09 May 2026 Publié | Traduit de l'espagnol

Mahmoud Abbas, 90 ans, prépare le congrès du Fatah du 14 mai pour renouveler la direction du parti pour la première fois depuis 2016. Son objectif est d'assurer la continuité de son influence en plaçant son fils, Yasser Abbas, au comité central, l'organe exécutif qui concentre le pouvoir en Cisjordanie.
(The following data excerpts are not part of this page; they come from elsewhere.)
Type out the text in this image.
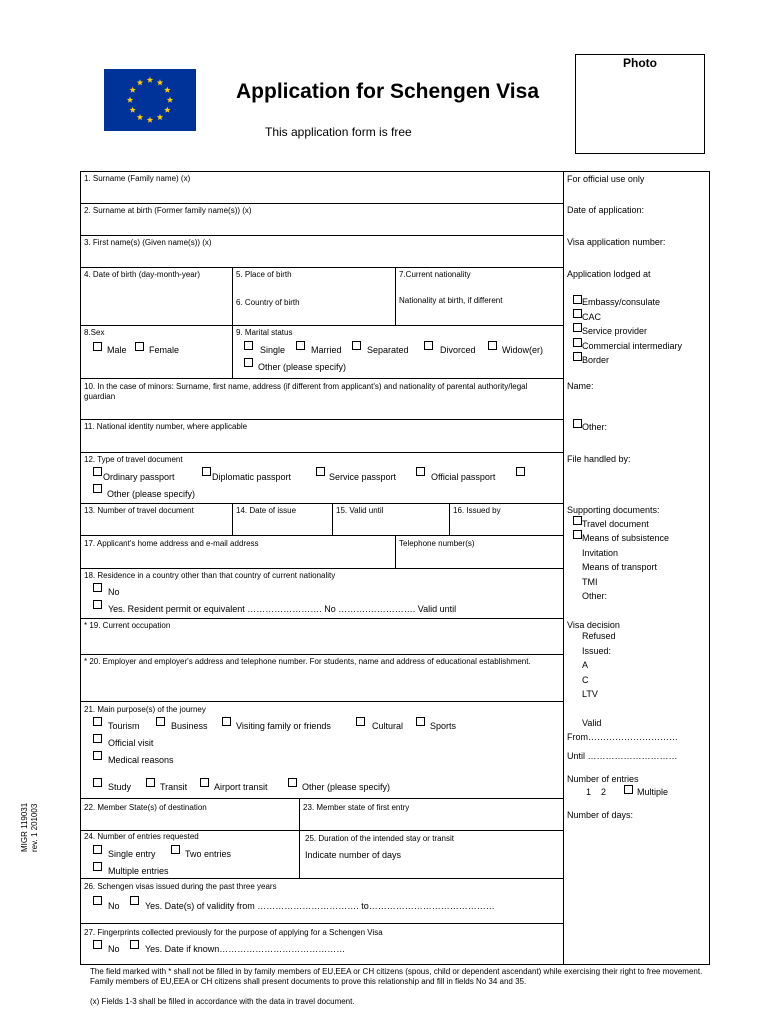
Application for Schengen Visa
This application form is free
Photo
1. Surname (Family name) (x)
2. Surname at birth (Former family name(s)) (x)
3. First name(s) (Given name(s)) (x)
4. Date of birth (day-month-year)	5. Place of birth
6. Country of birth
7.Current nationality
Nationality at birth, if different
8.Sex
Male Female
9. Marital status
Single	Married	Separated	Divorced	Widow(er)
Other (please specify)
10. In the case of minors: Surname, first name, address (if different from applicant's) and nationality of parental authority/legal guardian
11. National identity number, where applicable
12. Type of travel document
Ordinary passport	Diplomatic passport	Service passport	Official passport
Other (please specify)
13. Number of travel document	14. Date of issue	15. Valid until	16. Issued by
17. Applicant's home address and e-mail address	Telephone number(s)
18. Residence in a country other than that country of current nationality
No
Yes. Resident permit or equivalent ……………………. No ……….……………. Valid until
* 19. Current occupation
* 20. Employer and employer's address and telephone number. For students, name and address of educational establishment.
21. Main purpose(s) of the journey
Tourism	Business	Visiting family or friends	Cultural	Sports
Official visit
Medical reasons
Study	Transit	Airport transit	Other (please specify)
22. Member State(s) of destination	23. Member state of first entry
24. Number of entries requested
Single entry	Two entries
Multiple entries
25. Duration of the intended stay or transit
Indicate number of days
26. Schengen visas issued during the past three years
No	Yes. Date(s) of validity from ……………………………. to……………………………………
27. Fingerprints collected previously for the purpose of applying for a Schengen Visa
No	Yes. Date if known……………………………………
For official use only
Date of application:
Visa application number:
Application lodged at
Embassy/consulate
CAC
Service provider
Commercial intermediary
Border
Name:
Other:
File handled by:
Supporting documents:
Travel document
Means of subsistence
Invitation
Means of transport
TMI
Other:
Visa decision
Refused
Issued:
A
C
LTV
Valid
From…………………………
Until …………………………
Number of entries
1    2	Multiple
Number of days:
MIGR 119031 rev. 1 201003
The field marked with * shall not be filled in by family members of EU,EEA or CH citizens (spous, child or dependent ascendant) while exercising their right to free movement. Family members of EU,EEA or CH citizens shall present documents to prove this relationship and fill in fields No 34 and 35.
(x) Fields 1-3 shall be filled in accordance with the data in travel document.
Cette manœuvre suscite un débat interne.

Un vieil homme Mahmoud Abbas sourit tout en posant une main sur l'épaule de son fils Yasser, avec des drapeaux du Fatah en arrière-plan et des délégués débattant dans l'ombre.

Développement politique : la dynamique de succession au sein du parti 🏛️

Le congrès du Fatah est un mécanisme interne qui définit la structure du pouvoir en Cisjordanie. Le comité central, composé de 18 membres, gère les décisions clés du parti. Abbas cherche à modifier les statuts ou à utiliser son influence pour que son fils accède à l'organe, ce qui impliquerait une continuité dynastique. Ce processus, observé par les analystes, contraste avec l'absence d'élections générales depuis 2006 et la division avec le Hamas.

La dynastie familiale comme plan de contingence 👑

Abbas semble avoir trouvé la solution parfaite pour la succession : son propre fils. Yasser Abbas, homme d'affaires avec peu d'expérience politique, pourrait hériter du fauteuil sans passer par les urnes. Une manœuvre qui rappelle d'autres monarchies de la région, mais avec moins de pétrole et plus de checkpoints. Au moins, l'héritage n'inclut pas la bande de Gaza, où le Hamas a déjà posé son panneau réservé.